Despite their crucial role in supporting the North African country’s 103 million people, small farmers are financially strapped and indebted, and often sell their crops at a loss.
“The farmer is dead, trampled,” farmer Zakaria Aboueldahab told AFP while brewing tea on his rented plot of wheat and onion in Qalyubia, 30 kilometers north of Cairo.
“I’m trying to sell my onion crop but I can’t find a market,” he said, while the remains of his crop were strewn about the ground. “I just want to break even. I don’t know how to pay the rent.”
Its onions would sell in Egypt: But funding, marketing and infrastructure hurdles are creating massive gaps between supply and demand.
According to the Food and Agriculture Organization of the United Nations (FAO), small farms are the “main producers” of food for home consumption in Egypt.
Farmers who farm less than three feddans (1.2 hectares, three acres) — an area the size of a football field — farm up to 35 percent of the arable land.
Nevertheless, they produce around 47 percent of Egypt’s crops, the FAO calculates.
Larger companies are more focused on exports – a dynamic that came to a head when Russia invaded Ukraine.
– “Patriotic Duty” –
Egypt, the world’s top importer of wheat, relied on Russia and Ukraine for 80 percent of its imports, which provided the flour for Egypt’s traditional flatbread.
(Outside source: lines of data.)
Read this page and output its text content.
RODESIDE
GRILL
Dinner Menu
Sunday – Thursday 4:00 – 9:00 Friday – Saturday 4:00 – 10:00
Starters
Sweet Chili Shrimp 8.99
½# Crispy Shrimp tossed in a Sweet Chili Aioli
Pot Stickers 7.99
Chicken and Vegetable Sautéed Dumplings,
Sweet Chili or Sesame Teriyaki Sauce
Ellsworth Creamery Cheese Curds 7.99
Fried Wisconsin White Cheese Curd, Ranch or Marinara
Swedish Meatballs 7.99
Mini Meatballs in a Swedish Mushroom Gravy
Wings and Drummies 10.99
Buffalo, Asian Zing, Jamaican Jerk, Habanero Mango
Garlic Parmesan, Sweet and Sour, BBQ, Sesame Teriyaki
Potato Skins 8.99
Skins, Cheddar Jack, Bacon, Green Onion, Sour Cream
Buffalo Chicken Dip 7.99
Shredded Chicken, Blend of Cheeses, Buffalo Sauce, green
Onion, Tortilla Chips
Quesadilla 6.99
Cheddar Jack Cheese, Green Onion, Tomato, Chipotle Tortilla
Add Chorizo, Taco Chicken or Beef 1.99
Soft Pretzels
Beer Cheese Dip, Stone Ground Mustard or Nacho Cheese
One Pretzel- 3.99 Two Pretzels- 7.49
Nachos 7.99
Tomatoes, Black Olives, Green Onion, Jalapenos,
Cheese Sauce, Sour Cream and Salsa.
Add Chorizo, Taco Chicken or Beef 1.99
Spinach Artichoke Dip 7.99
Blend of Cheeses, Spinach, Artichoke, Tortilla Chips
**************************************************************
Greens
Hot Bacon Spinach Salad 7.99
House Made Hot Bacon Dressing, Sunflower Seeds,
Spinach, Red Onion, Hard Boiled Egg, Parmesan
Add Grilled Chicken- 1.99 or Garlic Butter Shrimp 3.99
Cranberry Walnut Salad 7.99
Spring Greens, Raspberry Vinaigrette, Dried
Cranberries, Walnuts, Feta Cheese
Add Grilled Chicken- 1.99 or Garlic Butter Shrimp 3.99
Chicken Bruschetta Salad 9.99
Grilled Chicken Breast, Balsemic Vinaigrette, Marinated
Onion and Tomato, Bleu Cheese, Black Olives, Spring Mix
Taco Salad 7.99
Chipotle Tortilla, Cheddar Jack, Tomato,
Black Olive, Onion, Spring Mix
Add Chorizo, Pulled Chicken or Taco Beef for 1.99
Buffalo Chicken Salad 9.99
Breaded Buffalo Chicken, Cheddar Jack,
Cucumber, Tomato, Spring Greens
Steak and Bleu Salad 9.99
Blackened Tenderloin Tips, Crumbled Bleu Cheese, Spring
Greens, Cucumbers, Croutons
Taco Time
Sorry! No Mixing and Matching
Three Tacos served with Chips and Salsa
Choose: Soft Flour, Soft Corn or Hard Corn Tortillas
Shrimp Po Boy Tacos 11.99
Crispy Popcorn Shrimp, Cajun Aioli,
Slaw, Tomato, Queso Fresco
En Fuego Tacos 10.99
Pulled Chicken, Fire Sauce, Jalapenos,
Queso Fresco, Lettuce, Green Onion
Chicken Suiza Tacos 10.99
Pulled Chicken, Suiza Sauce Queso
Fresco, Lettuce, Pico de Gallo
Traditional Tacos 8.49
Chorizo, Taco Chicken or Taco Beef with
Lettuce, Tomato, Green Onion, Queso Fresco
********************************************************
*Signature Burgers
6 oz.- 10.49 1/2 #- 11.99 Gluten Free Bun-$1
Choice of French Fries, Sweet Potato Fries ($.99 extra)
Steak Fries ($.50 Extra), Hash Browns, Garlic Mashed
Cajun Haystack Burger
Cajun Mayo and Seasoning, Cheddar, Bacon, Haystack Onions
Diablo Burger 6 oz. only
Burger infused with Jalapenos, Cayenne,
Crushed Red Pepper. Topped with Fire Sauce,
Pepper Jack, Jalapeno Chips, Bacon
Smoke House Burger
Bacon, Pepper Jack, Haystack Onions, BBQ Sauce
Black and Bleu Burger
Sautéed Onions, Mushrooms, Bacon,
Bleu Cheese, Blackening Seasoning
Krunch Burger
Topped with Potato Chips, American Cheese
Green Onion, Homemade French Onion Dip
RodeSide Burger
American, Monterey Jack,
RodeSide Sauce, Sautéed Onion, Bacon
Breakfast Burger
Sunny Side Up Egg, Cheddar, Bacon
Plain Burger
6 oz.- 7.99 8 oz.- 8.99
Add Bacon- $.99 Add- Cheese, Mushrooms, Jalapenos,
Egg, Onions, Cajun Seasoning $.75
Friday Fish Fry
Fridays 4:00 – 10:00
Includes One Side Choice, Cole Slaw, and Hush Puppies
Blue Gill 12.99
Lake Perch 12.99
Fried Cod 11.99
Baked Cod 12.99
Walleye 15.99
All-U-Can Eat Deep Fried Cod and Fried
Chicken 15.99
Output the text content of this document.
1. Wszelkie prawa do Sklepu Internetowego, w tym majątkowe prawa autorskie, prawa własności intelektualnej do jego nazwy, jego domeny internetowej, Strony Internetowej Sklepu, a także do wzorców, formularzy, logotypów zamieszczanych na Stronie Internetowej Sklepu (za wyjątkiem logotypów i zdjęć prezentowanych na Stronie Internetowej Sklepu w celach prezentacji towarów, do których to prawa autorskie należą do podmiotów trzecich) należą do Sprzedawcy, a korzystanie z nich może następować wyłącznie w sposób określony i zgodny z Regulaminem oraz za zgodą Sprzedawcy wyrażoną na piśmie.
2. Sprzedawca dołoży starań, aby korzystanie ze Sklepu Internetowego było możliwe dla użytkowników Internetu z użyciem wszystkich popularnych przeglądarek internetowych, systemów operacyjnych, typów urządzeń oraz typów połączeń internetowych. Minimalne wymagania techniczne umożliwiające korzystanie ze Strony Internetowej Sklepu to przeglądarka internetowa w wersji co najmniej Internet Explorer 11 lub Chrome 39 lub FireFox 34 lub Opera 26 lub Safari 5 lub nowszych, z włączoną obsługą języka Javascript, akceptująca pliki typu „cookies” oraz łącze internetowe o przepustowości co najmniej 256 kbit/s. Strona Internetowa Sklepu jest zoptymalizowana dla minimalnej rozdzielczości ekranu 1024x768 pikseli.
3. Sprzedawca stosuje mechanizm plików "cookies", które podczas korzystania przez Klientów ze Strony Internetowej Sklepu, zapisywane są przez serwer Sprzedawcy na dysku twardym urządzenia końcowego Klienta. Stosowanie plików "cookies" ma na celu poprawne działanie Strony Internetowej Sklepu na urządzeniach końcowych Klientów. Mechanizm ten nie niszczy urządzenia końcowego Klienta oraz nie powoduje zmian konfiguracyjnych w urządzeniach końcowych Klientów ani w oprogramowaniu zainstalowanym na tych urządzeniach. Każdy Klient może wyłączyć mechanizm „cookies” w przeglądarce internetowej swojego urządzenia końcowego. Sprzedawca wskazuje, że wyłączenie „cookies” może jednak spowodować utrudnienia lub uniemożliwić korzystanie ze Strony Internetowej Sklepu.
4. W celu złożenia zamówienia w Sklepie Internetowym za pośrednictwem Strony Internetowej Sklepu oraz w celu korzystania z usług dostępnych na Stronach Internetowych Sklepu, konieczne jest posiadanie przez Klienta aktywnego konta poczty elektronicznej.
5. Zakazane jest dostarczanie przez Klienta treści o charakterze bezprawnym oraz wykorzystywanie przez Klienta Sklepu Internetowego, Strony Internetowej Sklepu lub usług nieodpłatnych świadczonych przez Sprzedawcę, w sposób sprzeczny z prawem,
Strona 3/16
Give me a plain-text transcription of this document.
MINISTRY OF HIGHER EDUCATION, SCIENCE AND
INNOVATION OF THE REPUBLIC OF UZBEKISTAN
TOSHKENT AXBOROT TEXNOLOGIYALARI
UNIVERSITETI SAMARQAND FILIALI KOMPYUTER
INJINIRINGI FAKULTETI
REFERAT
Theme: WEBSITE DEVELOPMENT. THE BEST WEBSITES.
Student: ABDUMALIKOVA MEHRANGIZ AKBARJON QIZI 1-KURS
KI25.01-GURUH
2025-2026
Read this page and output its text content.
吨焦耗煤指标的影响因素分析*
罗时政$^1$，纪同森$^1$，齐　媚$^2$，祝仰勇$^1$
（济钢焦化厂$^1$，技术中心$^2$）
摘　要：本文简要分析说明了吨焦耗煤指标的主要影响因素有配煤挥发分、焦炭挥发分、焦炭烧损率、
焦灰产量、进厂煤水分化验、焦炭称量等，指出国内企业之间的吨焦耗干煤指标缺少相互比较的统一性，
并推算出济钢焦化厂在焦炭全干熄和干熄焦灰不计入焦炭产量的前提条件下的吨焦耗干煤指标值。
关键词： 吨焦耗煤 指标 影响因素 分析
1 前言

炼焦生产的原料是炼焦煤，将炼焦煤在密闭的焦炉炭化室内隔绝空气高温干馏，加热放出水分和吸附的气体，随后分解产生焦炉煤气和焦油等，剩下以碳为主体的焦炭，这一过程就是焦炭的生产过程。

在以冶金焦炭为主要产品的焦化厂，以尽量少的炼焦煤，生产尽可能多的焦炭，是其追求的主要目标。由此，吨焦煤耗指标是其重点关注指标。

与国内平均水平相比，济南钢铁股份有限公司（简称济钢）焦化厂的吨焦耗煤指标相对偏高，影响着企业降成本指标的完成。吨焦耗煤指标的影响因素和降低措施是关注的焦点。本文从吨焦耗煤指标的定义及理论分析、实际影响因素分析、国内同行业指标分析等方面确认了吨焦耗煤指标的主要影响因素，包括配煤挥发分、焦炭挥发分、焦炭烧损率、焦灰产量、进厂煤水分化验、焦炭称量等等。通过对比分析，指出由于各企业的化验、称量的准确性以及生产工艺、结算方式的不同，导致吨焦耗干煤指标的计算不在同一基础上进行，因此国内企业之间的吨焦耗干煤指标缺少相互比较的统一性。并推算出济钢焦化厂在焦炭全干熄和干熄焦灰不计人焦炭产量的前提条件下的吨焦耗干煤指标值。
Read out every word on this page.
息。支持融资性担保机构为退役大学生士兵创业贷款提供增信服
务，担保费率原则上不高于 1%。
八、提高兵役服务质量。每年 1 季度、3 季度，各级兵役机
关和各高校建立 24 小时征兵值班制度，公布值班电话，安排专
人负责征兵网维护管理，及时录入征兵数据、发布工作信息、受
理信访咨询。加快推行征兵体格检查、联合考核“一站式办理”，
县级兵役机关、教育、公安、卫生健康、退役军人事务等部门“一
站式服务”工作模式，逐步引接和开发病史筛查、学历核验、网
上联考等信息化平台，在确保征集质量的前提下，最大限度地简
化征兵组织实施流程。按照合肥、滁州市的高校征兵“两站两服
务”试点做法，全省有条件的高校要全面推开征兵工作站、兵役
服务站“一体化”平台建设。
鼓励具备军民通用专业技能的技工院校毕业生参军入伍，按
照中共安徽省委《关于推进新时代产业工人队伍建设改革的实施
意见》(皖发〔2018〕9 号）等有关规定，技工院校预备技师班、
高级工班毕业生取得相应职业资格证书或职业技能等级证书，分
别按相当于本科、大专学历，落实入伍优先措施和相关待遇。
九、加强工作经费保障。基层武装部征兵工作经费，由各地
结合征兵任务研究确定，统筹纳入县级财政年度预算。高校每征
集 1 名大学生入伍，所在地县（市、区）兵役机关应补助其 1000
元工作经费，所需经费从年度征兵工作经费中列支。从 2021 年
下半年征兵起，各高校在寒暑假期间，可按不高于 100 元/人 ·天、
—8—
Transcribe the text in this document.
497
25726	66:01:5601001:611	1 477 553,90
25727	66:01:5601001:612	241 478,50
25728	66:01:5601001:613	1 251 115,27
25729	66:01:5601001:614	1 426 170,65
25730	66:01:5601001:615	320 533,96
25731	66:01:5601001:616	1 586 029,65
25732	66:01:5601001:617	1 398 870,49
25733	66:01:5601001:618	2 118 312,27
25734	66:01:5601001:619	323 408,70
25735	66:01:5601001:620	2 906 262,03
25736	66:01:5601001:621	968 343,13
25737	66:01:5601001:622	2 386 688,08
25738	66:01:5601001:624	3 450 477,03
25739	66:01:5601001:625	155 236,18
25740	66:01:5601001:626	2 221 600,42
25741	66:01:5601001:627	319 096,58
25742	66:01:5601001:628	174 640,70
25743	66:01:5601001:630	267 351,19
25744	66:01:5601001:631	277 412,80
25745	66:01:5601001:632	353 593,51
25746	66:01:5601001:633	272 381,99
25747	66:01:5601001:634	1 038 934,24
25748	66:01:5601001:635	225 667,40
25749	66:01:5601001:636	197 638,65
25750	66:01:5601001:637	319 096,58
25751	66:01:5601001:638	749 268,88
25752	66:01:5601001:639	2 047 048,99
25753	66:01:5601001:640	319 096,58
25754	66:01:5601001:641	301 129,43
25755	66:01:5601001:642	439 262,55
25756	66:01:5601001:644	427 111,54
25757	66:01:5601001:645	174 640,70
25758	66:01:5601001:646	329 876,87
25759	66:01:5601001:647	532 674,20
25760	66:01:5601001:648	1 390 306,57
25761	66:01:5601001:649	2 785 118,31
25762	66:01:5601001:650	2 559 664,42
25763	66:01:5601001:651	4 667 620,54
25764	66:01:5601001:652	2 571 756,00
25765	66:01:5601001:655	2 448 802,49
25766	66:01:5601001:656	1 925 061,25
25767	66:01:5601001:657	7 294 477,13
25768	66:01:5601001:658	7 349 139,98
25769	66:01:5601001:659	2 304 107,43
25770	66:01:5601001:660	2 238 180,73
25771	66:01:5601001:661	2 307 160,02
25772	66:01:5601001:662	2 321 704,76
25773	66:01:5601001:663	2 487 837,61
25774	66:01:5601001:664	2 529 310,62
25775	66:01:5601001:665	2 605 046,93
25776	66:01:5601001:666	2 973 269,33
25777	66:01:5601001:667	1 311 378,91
Ordinary Egyptians eat bread with almost every meal, and Egypt’s wheat farmers increased production to 40 percent of the country’s needs.
“Without the 40 percent of the wheat that we produce domestically,” rural sociologist Saker al-Nour told the AFP news agency, “the war would be much worse.”
In March, Cairo ordered farmers to plant wheat, calling the “mandatory delivery” a “patriotic duty.”
By June, farmers had provided more than 3.5 million tons, more than half the domestic supply target by August and equal to the total amount shipped in 2021, according to the Supply Ministry.
Forced deliveries were a pillar of President Gamal Abdel Nasser’s socialist policies in the 1960s, but these policies were dropped under the structural adjustment programs of the 1990s.
With them went the former subsidies for seeds, pesticides and fertilizers, which have steadily dwindled over the decades.
“When things got tough, it immediately went back to forced delivery, but this time without the services that came with it,” Nour said.
To encourage farmers to grow wheat, the government previously set domestic prices higher than import prices.
But the unprecedented rise in global prices undermined this.
– Stronger together? –
“Now I owe the pesticide guy money, the fertilizer guy,” Abouldahab said. “So if someone comes along and bids a low price, what should I do?”
One solution is for small farmers to band together and harness the power of technology.
Entrepreneur Hussein Abou Bakr founded a start-up financing company called Mozare3, “farmer” in Arabic, which offers farmers financing solutions and agricultural support.
It also helps farmers to “bloc” in the absence of effective local cooperatives, and fixes prices “as a form of protection” against market fluctuations.
Nour warns that small farmers have “very limited bargaining power, especially if they don’t have the storage capacity for their crops.”
But with 32 percent illiteracy among small farmers, according to the FAO, offline village associations are necessary.
In the face of climate change, Nour warns that bottom-up approaches are essential.
These associations could, for example, communicate extreme weather events quickly and directly to farmers whose harvests are at risk.
These tools exist, said the sociologist. “We just have to make them available to small farmers.”